Following three strong defining albums – ‘Spotlight’ (2006), ‘Here On This Frontline’ (2009) and ‘Looking For The Grave of Garcia Lorca’ (2012), Coventry-born troubadour Joe mangled his left hand, the injury disabling him from finger-picking guitar. So instead, he found an old mould-damp piano and taught himself how to play that, while getting recuperative physio and surgery. Part-recorded in Paris and London, then dubbed demo-style in his rainy south London flat on mostly borrowed instruments, this is an uncluttered album that’s beautifully sparse, careening around alternating dextrous guitar figures and piano. While the lyrics bark and bite.

The actual ‘Japanese Elvis’ does his thing in “After The Sorrow Has Passed”, a fractured warm embrace of a romance-narrative with only the facts replaced… even when he rhymes ‘city’ with ‘pretty’. The urgent classical gas of “Down In The Alley” is snatched from a ‘Boy In The Bubble’ news-feed, direct from the frontline, armed with a scheme and the element of surprise, yet retaining a sense of mystery. Then, for the stand-out “If The Angels Don’t Welcome You They Can Go To Hell” fake skinny writers masquerade with rhymes that would make god jealous. Into an Americana-style duet with Charlotte Something – of Madonnatron, which tells both sides of the tale about “Sleeping On The Floor”, taking a verse dialogue each, building their shared break-up history.

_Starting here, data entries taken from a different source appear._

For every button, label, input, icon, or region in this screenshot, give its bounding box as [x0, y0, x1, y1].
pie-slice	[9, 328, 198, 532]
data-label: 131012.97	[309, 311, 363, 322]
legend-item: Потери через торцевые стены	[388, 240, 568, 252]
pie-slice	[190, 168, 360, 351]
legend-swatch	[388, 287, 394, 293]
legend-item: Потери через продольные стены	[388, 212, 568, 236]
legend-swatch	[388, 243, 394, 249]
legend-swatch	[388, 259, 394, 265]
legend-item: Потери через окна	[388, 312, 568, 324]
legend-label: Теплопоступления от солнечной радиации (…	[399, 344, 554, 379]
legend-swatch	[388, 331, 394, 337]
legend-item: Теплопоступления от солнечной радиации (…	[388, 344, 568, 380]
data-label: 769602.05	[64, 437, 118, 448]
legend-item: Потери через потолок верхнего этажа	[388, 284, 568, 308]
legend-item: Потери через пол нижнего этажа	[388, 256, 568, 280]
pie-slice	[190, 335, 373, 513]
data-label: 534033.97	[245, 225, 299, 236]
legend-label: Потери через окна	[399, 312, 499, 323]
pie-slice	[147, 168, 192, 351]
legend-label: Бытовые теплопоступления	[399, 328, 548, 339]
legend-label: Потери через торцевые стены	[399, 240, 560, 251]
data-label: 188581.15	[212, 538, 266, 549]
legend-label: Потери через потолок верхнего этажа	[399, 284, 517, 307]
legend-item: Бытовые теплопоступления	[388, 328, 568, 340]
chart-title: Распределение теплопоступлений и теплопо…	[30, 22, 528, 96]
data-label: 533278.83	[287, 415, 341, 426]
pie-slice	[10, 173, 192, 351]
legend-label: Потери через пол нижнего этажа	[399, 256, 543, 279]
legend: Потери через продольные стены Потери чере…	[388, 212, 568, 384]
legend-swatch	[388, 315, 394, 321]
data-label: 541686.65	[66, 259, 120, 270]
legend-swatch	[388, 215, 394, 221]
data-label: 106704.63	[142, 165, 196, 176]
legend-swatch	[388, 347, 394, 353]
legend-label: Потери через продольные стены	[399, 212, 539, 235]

So many lines to quote. ‘Je suis Charlie Manson’ occurs in a drive-by attack in a burnt-out car, “We Believe In Nothing” – ‘I wanna kill the President, and I wanna kill the Queen, the war with North Korea is gonna be the best one we’ve ever seen.’ Joe as the guitar merchant feeding subversive misfit glimpses of what it takes to survive in a fake-news world, delivered with the kind of melodic attitude that wears Kerouac’s battered leather jacket and sees the world through a lip-curled chewing gum sneer. But there’s more to come. Closing track “The High Life” is an intricately-wrought ‘a star is born’ short movie, thoughtfully fashioned, meticulously punctuated, with a narrative that carries you along its flow. Taking a taste – maybe, of nights at the Peckham ‘Easy Come’ acoustic club, he meets her one night when he’s the singer who ‘sat upon the performer’s stool’ playing to a drunken audience that talks through his songs. But when she comes out to take her spot, they listen well. The two of them gel, and work together, until they get signed. She has a voice like heaven. They say he wasn’t too bad. Forward to now, while he’s still scuffing, and he catches a glimpse of her on TV ‘one part memory, one part dream’.

All shook up? You will be. There’s blood on these tracks. On any normal planet ‘Japanese Elvis’ would be a landmark album.